To strasznie śmierdzi starymi serialami telewizyjnymi, gdzie wyrzucano kosmitów na ziemię i o nich zapominano, bo nie było budżetu na tworzenie kosmosu i innych planet. I jasne, protagoniści mają jakieś przywiązanie do Ziemi - a my jako widownia mamy oczywiście swoje - ale dużo bardziej naturalnym finałem serii o rodzinie królewskiej z kosmosu, która ucieka przed tyranem byłaby walka o odbicie ich rodzinnej planety. Morando nie miałby nawet powodu, żeby przybyć interesować się Ziemią bez rdzenia. Tak, to, że rodzeństwo żyło było ważne, ale ważniejsze było umacnianie władzy na Akirydionie.
Zaczynam się zastanawiać czy ten serial nie dostał jakichś poważnych zmian scenariusza w międzyczasie, które przerzuciły nacisk z Akirydionu na Ziemię. Nawet Rebelia miała ważniejszą rolę w pierwszym sezonie.

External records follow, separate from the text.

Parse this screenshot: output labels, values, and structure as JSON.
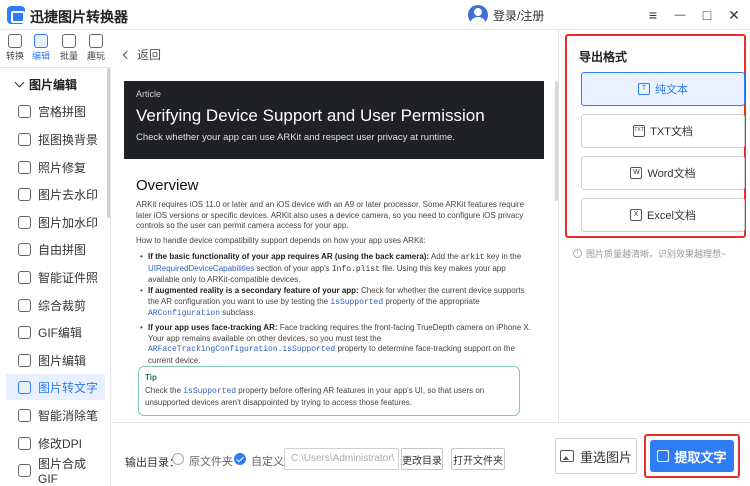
{
  "app": {
    "title": "迅捷图片转换器",
    "login": "登录/注册",
    "win_controls": {
      "menu": "≡",
      "minimize": "—",
      "maximize": "□",
      "close": "✕"
    }
  },
  "rail": [
    {
      "label": "转换",
      "icon": "convert-icon",
      "active": false
    },
    {
      "label": "编辑",
      "icon": "edit-icon",
      "active": true
    },
    {
      "label": "批量",
      "icon": "batch-icon",
      "active": false
    },
    {
      "label": "趣玩",
      "icon": "fun-icon",
      "active": false
    }
  ],
  "sidebar": {
    "header": "图片编辑",
    "items": [
      {
        "label": "宫格拼图"
      },
      {
        "label": "抠图换背景"
      },
      {
        "label": "照片修复"
      },
      {
        "label": "图片去水印"
      },
      {
        "label": "图片加水印"
      },
      {
        "label": "自由拼图"
      },
      {
        "label": "智能证件照"
      },
      {
        "label": "综合裁剪"
      },
      {
        "label": "GIF编辑"
      },
      {
        "label": "图片编辑"
      },
      {
        "label": "图片转文字",
        "active": true
      },
      {
        "label": "智能消除笔"
      },
      {
        "label": "修改DPI"
      },
      {
        "label": "图片合成GIF"
      }
    ]
  },
  "main": {
    "back": "返回",
    "doc": {
      "tag": "Article",
      "title": "Verifying Device Support and User Permission",
      "subtitle": "Check whether your app can use ARKit and respect user privacy at runtime.",
      "overview_heading": "Overview",
      "p1": "ARKit requires iOS 11.0 or later and an iOS device with an A9 or later processor. Some ARKit features require later iOS versions or specific devices. ARKit also uses a device camera, so you need to configure iOS privacy controls so the user can permit camera access for your app.",
      "p2": "How to handle device compatibility support depends on how your app uses ARKit:",
      "b1": {
        "bold": "If the basic functionality of your app requires AR (using the back camera):",
        "t1": " Add the ",
        "code1": "arkit",
        "t2": " key in the ",
        "link1": "UIRequiredDeviceCapabilities",
        "t3": " section of your app's ",
        "code2": "Info.plist",
        "t4": " file. Using this key makes your app available only to ARKit-compatible devices."
      },
      "b2": {
        "bold": "If augmented reality is a secondary feature of your app:",
        "t1": " Check for whether the current device supports the AR configuration you want to use by testing the ",
        "code1": "isSupported",
        "t2": " property of the appropriate ",
        "code2": "ARConfiguration",
        "t3": " subclass."
      },
      "b3": {
        "bold": "If your app uses face-tracking AR:",
        "t1": " Face tracking requires the front-facing TrueDepth camera on iPhone X. Your app remains available on other devices, so you must test the ",
        "code1": "ARFaceTrackingConfiguration.isSupported",
        "t2": " property to determine face-tracking support on the current device."
      },
      "tip": {
        "title": "Tip",
        "t1": "Check the ",
        "code1": "isSupported",
        "t2": " property before offering AR features in your app's UI, so that users on unsupported devices aren't disappointed by trying to access those features."
      }
    }
  },
  "bottom": {
    "output_label": "输出目录：",
    "opt_original": "原文件夹",
    "opt_custom": "自定义",
    "path": "C:\\Users\\Administrator\\",
    "change_dir": "更改目录",
    "open_folder": "打开文件夹",
    "reselect": "重选图片",
    "extract": "提取文字"
  },
  "right": {
    "title": "导出格式",
    "formats": [
      {
        "label": "纯文本",
        "icon": "T",
        "selected": true
      },
      {
        "label": "TXT文档",
        "icon": "TXT",
        "selected": false
      },
      {
        "label": "Word文档",
        "icon": "W",
        "selected": false
      },
      {
        "label": "Excel文档",
        "icon": "X",
        "selected": false
      }
    ],
    "hint": "图片质量越清晰，识别效果越理想~"
  },
  "colors": {
    "accent": "#2e7cf6",
    "highlight_border": "#e8302b",
    "hero_bg": "#1f2124",
    "tip_border": "#7ecfb0"
  }
}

No i potrzecie, ale to jest już bardzo prywatne. Galen to legendarna figura, która dla większości Akirydiończyków nigdy nie istniała. A jego rdzeń już na pewno nie. Pogoń za nim przerzuca serial z SF na kosmiczne fantasy, które próbuje udawać SF. Na dodatek to odbiera też trochę unikalności 3Below. W końcu uganianie się za magicznym artefaktem, który po w padnięciu w ręce głównego złego dodaje mu mocy i pozwala zrealizować długo odkładany plan to nie jest dokładnie nowość dla Tales of Arcadia. Zwłaszcza, jeśli weźmie się pod uwagę, że mamy też dobrego kolesia, którego protagoniści nazywają zdrajcą przez to, co uważa za słuszną decyzję; pseudo-prawą rękę złego, który go zdradza i ginie; wyjawienie wielkiego sekretu protagonistów przed całym miastem podczas dużego, publicznego wydarzenia, które pokrywa się z czasem ataku i pare innych rzeczy, które mogłyby być przypadkowe i normalne, ale w kontekście dają wrażenie podobne do Trollhunter.
Najlepszy moment w Wizards to zdecydowanie jak wszyscy mają w dupie kolejną apokalipsę, bo to już chyba piąta w ciągu trzech tygodni czy coś.
Wciąż próbuję się ze wszystkim ogarnąć, nie mam pojęcia co robię i szukam po drodze.